Counterfeiters know legislation will drag on as they are protected by the Supreme People’s Court of China’s anti-suit injunction
The EU says it has filed a complaint about China to the World Trade Organisation (WTO). The complaint accuses China of preventing EU companies from approaching foreign courts to protect and use their patents.
EU is puttin’ on the writs
The rot began in August 2020, when the Supreme People’s Court of China issued anti-suit injunctions involving three Chinese standard essential patents owned by Conversant. The court ruled that Chinese courts can grant an “anti-suit injunction” to prevent patent holders from going to foreign courts to enforce their patents. According to the EU’s request for consultations, Chinese courts have issued four more anti-suit injunctions against foreign patent holders since then.
Chinese are anti-suit
Now China blocks EU technology manufacturers, who have invented new types of 4G and 5G technologies, from enforcing their rights when their patents are infringed. The patent holders who approach foreign courts typically face huge fines in China, placing them under pressure to settle for licensing payments that are below market rates.
Intellectual property is theft
In the filing, the EU claimed that this Chinese policy is particularly harmful to innovation and growth in Europe because it neutralises any technological advantage that EU companies might gain, by stopping them from exercising and enforcing their rights. Intellectual property recognition would provide the natural checks and balances needed to maintain a fair competitive market.

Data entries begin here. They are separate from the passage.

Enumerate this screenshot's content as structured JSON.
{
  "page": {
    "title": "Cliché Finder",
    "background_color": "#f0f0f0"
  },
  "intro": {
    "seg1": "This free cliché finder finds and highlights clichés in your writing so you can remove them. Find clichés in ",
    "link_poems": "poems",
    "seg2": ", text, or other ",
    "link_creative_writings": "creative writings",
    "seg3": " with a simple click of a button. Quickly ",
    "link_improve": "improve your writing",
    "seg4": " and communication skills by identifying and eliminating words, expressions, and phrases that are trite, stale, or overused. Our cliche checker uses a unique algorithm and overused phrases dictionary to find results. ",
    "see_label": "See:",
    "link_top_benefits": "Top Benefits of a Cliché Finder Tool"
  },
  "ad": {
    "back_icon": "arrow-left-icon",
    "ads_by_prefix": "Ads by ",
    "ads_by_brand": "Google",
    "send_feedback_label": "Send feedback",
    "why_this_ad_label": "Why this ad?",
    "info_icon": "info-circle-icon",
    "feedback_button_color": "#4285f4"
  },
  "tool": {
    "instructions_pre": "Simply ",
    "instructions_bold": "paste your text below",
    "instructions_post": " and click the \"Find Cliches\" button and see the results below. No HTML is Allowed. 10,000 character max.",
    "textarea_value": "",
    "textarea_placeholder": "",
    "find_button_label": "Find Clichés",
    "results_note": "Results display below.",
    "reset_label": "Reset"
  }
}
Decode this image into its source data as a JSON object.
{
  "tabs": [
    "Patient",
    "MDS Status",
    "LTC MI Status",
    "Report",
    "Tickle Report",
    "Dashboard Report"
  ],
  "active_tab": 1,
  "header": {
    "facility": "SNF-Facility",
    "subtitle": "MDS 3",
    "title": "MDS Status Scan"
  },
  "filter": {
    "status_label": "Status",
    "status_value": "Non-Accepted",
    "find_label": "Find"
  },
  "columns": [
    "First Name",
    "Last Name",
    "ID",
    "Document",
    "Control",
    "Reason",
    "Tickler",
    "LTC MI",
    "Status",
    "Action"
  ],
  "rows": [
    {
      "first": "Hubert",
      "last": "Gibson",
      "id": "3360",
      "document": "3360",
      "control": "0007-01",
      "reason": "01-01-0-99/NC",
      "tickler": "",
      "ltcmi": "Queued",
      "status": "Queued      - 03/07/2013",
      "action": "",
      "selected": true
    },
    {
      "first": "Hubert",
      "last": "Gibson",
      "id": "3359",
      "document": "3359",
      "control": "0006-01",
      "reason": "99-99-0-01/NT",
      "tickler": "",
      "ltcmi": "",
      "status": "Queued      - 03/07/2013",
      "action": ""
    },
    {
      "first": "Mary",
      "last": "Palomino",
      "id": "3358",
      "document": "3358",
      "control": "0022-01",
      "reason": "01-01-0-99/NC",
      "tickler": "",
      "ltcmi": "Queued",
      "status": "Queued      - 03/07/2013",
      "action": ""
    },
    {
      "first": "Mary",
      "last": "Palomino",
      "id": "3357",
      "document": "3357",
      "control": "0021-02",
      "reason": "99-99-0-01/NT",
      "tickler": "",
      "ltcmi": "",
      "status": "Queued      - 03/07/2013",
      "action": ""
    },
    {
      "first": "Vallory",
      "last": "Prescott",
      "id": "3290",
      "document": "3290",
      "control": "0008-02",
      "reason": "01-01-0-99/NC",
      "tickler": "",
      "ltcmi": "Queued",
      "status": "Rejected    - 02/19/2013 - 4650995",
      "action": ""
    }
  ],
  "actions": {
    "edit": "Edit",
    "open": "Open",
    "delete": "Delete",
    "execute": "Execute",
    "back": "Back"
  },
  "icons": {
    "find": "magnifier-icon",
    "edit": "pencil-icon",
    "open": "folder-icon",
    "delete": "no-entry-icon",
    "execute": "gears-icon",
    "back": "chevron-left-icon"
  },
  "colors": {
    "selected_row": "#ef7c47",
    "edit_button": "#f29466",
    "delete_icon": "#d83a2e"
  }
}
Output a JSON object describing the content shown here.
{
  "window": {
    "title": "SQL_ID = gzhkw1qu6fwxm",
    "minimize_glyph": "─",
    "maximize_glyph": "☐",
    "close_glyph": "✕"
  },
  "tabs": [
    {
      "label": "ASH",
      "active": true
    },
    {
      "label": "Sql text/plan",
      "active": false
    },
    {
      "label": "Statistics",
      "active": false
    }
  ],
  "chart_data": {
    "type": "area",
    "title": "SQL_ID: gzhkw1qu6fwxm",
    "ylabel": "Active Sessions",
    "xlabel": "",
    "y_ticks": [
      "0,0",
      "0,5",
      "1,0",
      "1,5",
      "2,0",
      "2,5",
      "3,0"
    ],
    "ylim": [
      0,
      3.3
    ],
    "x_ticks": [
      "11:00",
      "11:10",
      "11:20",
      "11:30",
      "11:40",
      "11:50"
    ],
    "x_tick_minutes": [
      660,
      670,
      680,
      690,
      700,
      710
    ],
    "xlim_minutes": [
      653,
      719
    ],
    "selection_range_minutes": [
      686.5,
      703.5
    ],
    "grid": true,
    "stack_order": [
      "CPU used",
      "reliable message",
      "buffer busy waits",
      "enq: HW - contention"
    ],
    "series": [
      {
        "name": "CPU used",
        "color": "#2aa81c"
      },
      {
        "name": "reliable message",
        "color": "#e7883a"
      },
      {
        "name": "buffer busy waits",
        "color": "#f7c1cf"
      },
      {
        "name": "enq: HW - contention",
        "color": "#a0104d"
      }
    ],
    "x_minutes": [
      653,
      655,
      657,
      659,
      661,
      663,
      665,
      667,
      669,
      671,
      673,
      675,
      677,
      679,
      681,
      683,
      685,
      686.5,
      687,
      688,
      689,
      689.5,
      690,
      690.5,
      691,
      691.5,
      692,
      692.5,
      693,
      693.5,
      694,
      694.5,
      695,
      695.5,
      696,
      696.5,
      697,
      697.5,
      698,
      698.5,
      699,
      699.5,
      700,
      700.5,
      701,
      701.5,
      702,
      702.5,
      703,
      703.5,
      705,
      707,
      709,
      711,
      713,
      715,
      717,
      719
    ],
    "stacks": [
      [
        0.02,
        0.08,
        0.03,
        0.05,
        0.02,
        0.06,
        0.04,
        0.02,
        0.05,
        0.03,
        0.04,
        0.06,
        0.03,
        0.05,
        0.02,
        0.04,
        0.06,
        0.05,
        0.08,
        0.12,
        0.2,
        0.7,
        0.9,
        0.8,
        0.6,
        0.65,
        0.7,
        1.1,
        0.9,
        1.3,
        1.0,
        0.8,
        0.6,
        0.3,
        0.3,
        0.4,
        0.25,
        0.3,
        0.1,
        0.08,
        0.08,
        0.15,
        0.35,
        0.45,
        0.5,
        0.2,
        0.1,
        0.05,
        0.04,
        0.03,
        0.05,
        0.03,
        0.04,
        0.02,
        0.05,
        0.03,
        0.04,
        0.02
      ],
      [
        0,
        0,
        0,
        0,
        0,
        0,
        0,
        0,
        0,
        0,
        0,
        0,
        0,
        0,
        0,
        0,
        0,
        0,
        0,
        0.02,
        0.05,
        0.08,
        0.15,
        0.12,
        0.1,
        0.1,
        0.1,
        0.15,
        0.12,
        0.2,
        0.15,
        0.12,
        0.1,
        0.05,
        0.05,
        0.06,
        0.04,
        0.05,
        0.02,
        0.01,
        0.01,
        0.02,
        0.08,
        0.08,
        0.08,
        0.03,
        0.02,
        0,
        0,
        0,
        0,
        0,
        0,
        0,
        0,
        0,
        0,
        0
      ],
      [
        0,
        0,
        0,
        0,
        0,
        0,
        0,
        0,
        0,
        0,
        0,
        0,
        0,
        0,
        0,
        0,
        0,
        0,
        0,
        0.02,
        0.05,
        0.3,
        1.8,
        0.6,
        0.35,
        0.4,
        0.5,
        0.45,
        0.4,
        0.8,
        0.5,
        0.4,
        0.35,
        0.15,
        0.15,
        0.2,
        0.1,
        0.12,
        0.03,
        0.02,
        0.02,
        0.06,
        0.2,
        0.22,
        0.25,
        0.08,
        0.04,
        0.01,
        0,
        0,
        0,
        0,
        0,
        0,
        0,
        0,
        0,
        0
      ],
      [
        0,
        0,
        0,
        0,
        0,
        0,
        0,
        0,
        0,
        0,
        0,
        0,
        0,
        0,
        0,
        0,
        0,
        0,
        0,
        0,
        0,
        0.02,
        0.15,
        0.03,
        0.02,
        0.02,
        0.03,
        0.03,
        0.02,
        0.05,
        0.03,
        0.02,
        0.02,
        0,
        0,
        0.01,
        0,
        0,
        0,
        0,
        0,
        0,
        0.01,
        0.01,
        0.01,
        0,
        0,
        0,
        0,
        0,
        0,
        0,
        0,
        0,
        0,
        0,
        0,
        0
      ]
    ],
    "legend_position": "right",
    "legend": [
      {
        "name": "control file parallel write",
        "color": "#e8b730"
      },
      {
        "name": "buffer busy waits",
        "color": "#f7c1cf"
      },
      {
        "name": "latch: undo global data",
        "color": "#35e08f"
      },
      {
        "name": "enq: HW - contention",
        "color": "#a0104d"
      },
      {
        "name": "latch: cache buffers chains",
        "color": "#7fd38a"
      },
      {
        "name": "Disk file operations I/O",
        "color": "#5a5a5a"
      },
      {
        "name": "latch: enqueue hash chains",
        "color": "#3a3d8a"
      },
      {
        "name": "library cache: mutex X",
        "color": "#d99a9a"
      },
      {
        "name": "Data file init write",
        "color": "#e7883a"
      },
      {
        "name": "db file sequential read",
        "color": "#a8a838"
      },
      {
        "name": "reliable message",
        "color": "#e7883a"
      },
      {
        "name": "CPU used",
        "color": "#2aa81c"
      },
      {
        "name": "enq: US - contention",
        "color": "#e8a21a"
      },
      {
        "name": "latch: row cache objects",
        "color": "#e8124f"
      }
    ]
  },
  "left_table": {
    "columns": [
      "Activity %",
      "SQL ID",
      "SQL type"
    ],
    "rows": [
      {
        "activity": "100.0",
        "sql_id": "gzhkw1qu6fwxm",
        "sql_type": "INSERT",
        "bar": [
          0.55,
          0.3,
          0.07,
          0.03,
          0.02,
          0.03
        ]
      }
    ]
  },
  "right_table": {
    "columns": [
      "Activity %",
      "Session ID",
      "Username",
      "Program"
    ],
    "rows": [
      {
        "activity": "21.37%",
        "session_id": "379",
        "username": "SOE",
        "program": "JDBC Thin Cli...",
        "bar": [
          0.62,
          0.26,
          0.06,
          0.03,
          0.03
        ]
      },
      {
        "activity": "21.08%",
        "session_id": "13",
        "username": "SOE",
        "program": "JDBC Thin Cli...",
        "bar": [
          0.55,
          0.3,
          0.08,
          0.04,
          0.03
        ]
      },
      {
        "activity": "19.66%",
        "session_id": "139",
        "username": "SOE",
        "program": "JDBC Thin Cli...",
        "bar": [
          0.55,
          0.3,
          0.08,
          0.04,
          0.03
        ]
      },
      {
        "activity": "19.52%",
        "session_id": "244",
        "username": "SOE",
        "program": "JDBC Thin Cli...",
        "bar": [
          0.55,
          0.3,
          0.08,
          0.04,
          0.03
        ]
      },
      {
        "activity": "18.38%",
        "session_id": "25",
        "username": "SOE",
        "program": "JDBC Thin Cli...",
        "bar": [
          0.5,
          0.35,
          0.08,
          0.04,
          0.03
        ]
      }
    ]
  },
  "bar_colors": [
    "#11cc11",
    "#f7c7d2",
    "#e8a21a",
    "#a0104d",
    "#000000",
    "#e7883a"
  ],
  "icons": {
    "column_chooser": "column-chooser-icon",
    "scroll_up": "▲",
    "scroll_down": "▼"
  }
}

The EU has raised this matter with China on multiple instances, but no solution has been reached.
Will WTO stand up to China?
Since this policy violates the WTO’s TRIPS Agreement, the EU has requested consultations at the WTO. “We must protect the EU’s vibrant high-tech industry, an engine for innovation that ensures our leading role in developing future innovative technologies,” said the EC’s commissioner for trade Valdis Dombrovskis, “EU companies have a right to seek justice on fair terms when their technology is used illegally. That is why we are launching WTO consultations today.” If the EU’s request for consultation is not resolved to its satisfaction within 60 days, it can ask the WTO to convene a panel to decide on the issue, reports legal news and commentary site The Jurist.